Paperwork Reduction Act of 1995
This action does not impose a new collection of information requirement under the Paperwork Reduction Act of 1995. 44 U.S.C. 3501-3521. An agency may not conduct or sponsor, and a person is not required to respond to, a collection of information unless it displays a currently valid OMB control number.
Congressional Review Act
This action is not a major rule as defined by the Congressional Review Act (CRA), 5 U.S.C. 804. This order will not result in: "an annual effect on the economy of $100,000,000 or more; a major increase in costs or prices for consumers, individual industries, Federal, State, or local government agencies, or geographic regions; or significant adverse effects on competition, employment, investment, productivity, innovation, or on the ability of United States-based enterprises to compete with foreign-based enterprises in domestic and export markets." However, pursuant to the CRA, DEA has submitted a copy of this final order to both Houses of Congress and to the Comptroller General.

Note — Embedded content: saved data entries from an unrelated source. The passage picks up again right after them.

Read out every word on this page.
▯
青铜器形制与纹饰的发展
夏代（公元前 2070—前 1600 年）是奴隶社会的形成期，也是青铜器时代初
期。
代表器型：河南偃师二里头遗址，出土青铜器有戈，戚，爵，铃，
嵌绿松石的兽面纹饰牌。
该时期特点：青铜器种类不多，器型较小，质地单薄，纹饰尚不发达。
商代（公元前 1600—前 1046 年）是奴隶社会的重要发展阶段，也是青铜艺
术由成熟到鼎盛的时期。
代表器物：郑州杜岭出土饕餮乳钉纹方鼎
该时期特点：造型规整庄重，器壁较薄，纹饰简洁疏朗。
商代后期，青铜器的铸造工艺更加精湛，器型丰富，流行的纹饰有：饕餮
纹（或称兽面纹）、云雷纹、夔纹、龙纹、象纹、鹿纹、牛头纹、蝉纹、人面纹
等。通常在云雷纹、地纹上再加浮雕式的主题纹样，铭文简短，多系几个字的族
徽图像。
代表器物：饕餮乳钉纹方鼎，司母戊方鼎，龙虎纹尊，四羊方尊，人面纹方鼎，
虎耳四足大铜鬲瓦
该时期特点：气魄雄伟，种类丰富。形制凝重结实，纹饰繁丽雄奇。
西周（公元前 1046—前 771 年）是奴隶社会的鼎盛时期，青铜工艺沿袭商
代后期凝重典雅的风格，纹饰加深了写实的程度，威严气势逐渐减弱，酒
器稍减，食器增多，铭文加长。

List of Subjects in 21 CFR Part 1308
Administrative practice and procedure, Drug traffic control, Reporting and recordkeeping requirements. For the reasons set out above, DEA amends 21 CFR part 1308 as follows:
PART 1308--SCHEDULES OF CONTROLLED SUBSTANCES
- 1. The authority citation for part 1308 continues to read as follows:
Authority: 21 U.S.C. 811, 812, 871(b), 956(b), unless otherwise noted.
- 2. In Sec. 1308.11:
- a. Redesignate paragraphs (b)(22) through (70) as (b)(23) through (71); and
- b. Add new paragraph (b)(22).
The addition reads as follows:
Sec. 1308.11 Schedule I.
* * * * *
(b) * * *
|(22) Crotonyl fentanyl ((E)-N-(1-phenethylpiperidin-4-yl)-N-phenylbut-2-enamide)||9844|
* * * * *
Timothy J. Shea,
[FR Doc. 2020-19305 Filed 10-1-20; 8:45 am]
BILLING CODE 4410-09-P
NOTICE: This is an unofficial version. An official version of this publication may be obtained directly from the Government Publishing Office (GPO).